Not so fast, Mr. President. An overwhelming outburst of public upheavals followed protesting the president’s decision. Angry letters, by the thousands, flooded the White House.

In yonder years, this traditional holiday had always fallen on the last Thursday in November. Always! Never, never the third Thursday. Seldom, had the president’s decision become more disagreeable in the eyes of his public Americans.

Abraham Lincoln had focused attention on a need to observe a national holiday for thanksgiving to God for the nation’s bountiful blessings.

“It has seemed to me,” President Lincoln had aptly stated during 1863, “fit and proper that God should be solemnly, reverently and gratefully acknowledged, as with one heart and one voice, by the United States, and also those who are at sea and those who are sojourning in foreign lands, to set apart and observe the last Thursday of November as a day of Thanksgiving and praise to our beneficent Father who dwells in the heavens.“

So, why then had President Roosevelt made his unwavering decision?

Lay the greedy culprit upon the nation’s stalwart business leaders. Their fear and anxiety over lost income and revenue, due to fewer shopping days left between Thanksgiving and Christmas carried heavy weight.

To the president, pleasing business leaders seemed avid reasons enough to advance the Thanksgiving holiday up one week, thus allowing an extra week for Christmas spending.

Two years later the president reconsidered and began a search for solutions fitting the public’s approval.

In 1941, he signed a joint resolution and Congress passed legislation for the official return of Thanksgiving Day as a national holiday on the fourth Thursday in November, the same as President Lincoln had first declared.

However, during that unsettling, war-hovering year in 1939, President and Mrs. Roosevelt celebrated their untraditional Thanksgiving Day on the third Thursday in November.

Among friends and families in their Warm Springs hide-away, the president carved the turkey himself. Being on one of his countless economy binges, he was careful that none of the meat should be wasted.

Since his meticulous carving took longer, Mrs. Roosevelt had provided an additional carved bird to speed his efforts along.
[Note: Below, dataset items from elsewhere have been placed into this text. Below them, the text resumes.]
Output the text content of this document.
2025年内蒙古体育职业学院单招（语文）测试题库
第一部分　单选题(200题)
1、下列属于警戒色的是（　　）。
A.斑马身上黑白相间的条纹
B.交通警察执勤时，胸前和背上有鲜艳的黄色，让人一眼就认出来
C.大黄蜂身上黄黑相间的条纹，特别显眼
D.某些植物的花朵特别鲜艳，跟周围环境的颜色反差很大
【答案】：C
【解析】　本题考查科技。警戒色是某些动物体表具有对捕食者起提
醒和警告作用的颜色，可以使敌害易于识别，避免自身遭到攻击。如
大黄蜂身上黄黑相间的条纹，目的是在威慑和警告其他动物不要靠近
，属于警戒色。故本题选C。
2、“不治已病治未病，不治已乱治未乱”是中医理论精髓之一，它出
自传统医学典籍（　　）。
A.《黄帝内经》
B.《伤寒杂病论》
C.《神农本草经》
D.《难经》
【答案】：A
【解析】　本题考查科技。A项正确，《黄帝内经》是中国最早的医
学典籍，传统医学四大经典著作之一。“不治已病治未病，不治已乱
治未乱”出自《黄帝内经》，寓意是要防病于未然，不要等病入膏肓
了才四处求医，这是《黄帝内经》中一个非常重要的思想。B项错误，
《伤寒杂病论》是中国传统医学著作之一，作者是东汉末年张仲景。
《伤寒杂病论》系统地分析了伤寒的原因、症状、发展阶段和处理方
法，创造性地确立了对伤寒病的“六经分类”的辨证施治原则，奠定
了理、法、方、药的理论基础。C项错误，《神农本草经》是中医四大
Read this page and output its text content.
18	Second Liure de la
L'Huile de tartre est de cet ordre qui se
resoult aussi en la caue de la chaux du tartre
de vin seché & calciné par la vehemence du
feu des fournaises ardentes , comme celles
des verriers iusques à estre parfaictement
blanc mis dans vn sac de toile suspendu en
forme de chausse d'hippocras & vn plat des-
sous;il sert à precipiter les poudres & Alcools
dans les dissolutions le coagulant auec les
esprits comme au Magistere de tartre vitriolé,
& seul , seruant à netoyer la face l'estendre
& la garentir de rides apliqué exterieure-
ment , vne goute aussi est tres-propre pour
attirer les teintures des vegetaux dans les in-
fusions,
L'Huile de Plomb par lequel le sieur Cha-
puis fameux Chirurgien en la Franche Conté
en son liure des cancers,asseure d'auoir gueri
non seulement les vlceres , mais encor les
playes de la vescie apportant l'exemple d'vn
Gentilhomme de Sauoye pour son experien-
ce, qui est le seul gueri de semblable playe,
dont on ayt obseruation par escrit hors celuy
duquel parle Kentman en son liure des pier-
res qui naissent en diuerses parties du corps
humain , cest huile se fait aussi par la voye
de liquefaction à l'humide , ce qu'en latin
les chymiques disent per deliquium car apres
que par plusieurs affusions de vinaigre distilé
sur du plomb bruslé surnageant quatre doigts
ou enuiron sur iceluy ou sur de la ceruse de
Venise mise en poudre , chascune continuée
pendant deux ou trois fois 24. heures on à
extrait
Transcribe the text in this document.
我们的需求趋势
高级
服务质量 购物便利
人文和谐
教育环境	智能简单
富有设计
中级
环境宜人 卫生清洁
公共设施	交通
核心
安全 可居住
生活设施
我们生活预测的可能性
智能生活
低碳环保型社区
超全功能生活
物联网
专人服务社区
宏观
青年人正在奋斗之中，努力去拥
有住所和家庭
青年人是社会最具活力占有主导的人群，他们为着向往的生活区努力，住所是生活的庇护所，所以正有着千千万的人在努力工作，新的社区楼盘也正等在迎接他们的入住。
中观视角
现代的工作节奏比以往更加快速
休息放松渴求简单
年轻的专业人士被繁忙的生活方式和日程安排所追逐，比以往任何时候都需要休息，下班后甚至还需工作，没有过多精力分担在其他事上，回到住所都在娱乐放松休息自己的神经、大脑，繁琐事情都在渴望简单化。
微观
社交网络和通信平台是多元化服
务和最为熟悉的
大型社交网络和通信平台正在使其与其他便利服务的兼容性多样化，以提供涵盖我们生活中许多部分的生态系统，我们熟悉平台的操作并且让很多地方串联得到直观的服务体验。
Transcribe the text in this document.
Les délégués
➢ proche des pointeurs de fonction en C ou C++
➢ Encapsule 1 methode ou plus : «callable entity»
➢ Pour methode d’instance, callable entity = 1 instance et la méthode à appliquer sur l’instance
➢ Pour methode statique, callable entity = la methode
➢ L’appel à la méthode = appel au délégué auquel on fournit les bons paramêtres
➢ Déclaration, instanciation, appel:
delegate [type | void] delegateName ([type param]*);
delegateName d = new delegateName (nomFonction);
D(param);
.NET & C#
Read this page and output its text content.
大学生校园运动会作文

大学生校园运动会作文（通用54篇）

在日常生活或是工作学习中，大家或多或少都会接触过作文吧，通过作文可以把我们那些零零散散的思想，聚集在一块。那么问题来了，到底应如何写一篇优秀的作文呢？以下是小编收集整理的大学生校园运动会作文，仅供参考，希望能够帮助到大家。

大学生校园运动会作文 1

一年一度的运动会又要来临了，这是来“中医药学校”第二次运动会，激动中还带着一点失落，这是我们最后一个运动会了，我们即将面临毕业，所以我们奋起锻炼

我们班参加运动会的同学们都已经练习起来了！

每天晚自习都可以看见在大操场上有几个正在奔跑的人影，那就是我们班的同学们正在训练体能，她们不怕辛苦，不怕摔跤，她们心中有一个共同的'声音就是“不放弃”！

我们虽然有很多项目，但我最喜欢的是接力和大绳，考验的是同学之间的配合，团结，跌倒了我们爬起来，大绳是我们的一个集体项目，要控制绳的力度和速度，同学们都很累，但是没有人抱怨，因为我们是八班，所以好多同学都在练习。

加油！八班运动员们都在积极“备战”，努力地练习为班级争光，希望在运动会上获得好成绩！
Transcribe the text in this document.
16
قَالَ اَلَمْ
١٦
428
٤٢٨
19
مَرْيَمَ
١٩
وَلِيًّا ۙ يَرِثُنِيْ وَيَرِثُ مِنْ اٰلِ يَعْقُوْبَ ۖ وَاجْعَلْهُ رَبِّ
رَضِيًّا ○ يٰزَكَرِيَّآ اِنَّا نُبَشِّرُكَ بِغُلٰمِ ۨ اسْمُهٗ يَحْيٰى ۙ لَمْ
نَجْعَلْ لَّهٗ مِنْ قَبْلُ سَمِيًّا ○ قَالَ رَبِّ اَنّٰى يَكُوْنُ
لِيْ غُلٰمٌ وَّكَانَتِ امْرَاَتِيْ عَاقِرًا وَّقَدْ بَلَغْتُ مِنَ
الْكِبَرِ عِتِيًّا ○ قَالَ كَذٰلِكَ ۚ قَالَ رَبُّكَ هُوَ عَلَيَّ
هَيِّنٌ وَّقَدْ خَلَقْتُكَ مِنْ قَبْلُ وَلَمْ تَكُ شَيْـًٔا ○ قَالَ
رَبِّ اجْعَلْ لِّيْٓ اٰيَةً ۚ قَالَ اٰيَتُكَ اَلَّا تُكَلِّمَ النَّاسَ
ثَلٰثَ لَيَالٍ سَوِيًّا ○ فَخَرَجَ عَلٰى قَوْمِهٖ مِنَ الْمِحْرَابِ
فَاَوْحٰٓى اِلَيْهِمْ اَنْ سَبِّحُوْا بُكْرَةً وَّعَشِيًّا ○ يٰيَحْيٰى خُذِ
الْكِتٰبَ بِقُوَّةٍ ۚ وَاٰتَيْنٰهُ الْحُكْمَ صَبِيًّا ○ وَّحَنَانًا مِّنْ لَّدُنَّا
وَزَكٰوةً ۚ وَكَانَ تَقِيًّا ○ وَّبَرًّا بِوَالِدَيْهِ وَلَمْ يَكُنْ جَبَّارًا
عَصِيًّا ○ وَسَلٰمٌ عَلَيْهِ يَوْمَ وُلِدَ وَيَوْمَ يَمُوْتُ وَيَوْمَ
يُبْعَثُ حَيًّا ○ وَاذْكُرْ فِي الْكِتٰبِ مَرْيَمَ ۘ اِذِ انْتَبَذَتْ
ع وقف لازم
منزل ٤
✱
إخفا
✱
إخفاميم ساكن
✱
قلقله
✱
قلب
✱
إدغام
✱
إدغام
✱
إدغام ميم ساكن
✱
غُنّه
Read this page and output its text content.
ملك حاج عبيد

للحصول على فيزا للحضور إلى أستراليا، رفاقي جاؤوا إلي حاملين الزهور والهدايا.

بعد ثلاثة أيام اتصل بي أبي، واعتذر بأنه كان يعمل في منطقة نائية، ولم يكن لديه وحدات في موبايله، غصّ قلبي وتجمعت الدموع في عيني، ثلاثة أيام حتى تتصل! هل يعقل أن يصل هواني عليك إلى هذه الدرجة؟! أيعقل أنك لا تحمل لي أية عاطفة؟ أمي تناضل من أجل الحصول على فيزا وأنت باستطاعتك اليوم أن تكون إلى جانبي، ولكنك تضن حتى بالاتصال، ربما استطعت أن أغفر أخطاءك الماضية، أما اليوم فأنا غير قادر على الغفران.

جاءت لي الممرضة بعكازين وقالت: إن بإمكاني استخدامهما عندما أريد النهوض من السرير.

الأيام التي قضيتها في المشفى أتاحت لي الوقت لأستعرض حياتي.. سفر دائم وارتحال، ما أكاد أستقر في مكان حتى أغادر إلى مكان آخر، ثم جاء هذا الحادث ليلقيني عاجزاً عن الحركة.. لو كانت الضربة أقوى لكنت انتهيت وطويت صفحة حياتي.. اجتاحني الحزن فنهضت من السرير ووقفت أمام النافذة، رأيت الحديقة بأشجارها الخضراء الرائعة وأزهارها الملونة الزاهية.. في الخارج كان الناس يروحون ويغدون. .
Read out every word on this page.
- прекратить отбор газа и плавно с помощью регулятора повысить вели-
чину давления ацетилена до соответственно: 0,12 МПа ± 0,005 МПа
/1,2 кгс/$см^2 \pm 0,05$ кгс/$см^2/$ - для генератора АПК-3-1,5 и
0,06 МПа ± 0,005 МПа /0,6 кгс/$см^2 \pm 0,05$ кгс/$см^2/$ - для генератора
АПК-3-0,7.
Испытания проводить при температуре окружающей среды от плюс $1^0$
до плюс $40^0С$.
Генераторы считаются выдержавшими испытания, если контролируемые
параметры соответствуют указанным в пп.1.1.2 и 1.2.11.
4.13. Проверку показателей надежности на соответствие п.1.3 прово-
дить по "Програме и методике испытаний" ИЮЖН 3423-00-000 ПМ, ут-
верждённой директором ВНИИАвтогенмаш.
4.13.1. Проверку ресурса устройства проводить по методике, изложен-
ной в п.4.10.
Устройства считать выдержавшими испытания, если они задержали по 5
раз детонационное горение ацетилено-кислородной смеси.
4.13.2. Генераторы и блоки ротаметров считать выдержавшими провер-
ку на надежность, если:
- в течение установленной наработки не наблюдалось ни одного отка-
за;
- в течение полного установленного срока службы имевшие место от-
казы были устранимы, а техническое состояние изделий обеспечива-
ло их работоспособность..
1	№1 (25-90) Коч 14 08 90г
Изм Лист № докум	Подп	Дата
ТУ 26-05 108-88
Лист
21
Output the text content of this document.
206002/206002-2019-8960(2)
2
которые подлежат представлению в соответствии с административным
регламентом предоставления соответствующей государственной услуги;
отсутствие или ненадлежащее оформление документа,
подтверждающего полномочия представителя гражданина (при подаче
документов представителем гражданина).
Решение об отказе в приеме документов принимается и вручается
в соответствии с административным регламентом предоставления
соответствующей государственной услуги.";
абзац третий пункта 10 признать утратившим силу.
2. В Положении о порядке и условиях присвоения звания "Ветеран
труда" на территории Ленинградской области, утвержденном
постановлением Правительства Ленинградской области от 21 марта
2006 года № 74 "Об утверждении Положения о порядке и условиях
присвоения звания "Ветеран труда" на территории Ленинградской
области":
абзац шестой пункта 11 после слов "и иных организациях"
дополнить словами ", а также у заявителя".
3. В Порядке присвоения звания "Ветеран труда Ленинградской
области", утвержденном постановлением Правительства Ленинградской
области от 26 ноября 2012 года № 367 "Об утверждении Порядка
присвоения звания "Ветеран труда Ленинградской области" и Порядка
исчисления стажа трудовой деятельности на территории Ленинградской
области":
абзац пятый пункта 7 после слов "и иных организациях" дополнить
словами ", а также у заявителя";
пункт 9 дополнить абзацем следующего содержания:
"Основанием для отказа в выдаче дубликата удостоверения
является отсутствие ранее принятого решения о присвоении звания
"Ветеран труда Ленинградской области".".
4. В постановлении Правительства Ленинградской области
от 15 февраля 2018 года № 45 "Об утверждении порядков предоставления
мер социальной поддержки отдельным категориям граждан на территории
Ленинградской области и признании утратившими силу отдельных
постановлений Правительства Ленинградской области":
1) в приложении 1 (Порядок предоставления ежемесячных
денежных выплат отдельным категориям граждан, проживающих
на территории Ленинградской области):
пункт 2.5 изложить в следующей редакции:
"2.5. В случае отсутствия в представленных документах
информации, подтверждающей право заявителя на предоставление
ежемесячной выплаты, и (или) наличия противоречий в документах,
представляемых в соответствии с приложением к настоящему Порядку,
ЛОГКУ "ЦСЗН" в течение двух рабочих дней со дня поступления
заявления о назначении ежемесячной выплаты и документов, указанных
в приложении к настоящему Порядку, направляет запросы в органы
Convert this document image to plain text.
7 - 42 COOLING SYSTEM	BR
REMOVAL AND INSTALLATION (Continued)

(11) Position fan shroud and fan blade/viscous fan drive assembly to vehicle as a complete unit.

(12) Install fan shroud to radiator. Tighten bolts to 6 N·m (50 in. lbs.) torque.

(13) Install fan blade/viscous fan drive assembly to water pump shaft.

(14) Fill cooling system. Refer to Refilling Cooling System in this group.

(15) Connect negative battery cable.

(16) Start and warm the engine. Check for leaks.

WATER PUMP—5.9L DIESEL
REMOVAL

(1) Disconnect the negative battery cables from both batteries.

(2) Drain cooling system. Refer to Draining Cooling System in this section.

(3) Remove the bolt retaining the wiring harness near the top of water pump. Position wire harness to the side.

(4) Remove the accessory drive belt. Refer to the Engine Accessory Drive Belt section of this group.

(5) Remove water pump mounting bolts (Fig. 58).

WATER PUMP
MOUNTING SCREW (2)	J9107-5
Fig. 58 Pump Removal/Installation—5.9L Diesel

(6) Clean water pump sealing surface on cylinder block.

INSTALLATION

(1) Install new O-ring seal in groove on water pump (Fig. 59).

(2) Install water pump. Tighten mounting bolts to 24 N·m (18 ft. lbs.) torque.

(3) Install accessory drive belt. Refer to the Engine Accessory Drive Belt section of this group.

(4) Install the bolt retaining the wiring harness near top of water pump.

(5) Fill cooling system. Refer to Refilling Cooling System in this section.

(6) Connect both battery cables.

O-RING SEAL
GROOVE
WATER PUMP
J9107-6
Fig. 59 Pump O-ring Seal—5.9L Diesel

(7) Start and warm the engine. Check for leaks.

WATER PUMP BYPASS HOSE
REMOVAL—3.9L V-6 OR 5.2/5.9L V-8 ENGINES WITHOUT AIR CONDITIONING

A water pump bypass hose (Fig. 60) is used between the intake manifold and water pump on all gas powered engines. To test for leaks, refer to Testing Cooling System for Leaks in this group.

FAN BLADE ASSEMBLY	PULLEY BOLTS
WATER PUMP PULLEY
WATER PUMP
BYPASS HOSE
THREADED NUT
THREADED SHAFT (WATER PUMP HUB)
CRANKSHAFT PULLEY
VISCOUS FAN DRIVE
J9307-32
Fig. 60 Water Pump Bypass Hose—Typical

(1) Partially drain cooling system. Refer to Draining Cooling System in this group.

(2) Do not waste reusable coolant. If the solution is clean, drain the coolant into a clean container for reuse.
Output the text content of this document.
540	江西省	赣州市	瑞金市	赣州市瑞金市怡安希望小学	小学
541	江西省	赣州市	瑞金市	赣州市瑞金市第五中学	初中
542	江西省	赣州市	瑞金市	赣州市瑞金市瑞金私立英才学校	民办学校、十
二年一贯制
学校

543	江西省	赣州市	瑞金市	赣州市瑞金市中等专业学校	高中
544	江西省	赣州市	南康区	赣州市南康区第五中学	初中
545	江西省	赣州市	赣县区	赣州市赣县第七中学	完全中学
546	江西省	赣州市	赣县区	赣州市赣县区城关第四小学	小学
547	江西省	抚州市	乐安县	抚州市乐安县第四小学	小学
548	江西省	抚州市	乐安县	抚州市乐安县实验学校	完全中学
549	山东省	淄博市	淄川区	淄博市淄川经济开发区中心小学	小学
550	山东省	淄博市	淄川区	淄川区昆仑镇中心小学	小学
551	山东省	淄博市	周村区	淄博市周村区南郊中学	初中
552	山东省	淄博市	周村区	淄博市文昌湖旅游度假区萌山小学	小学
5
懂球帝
Few Americans had thought about President Franklin D. Roosevelt being an invalid.

Stricken with disabling polio at the youthful age of thirty-nine, he muscled strength and energy together with a powerful determination dedicated to hard work.

The president communicated courageous confidence in his memorable radio fireside chats and did much to help relieve the nation of their depression-era anxieties.

During wartime and peacetime, President Franklin Roosevelt convinced Americans that “the only thing we have to fear, is fear itself.”

As we commemorate this season of thanksgiving, may we be grateful for our nation’s past, a shinning light set high upon a hill, a nation truly blessed by a merciful God with plenteous liberties.

May we never take for granted, those liberties; they have not come without sacrificial cost.

With thankfulness, we honor courageous men and women serving in our military.

May God continue his watchful care over our nation.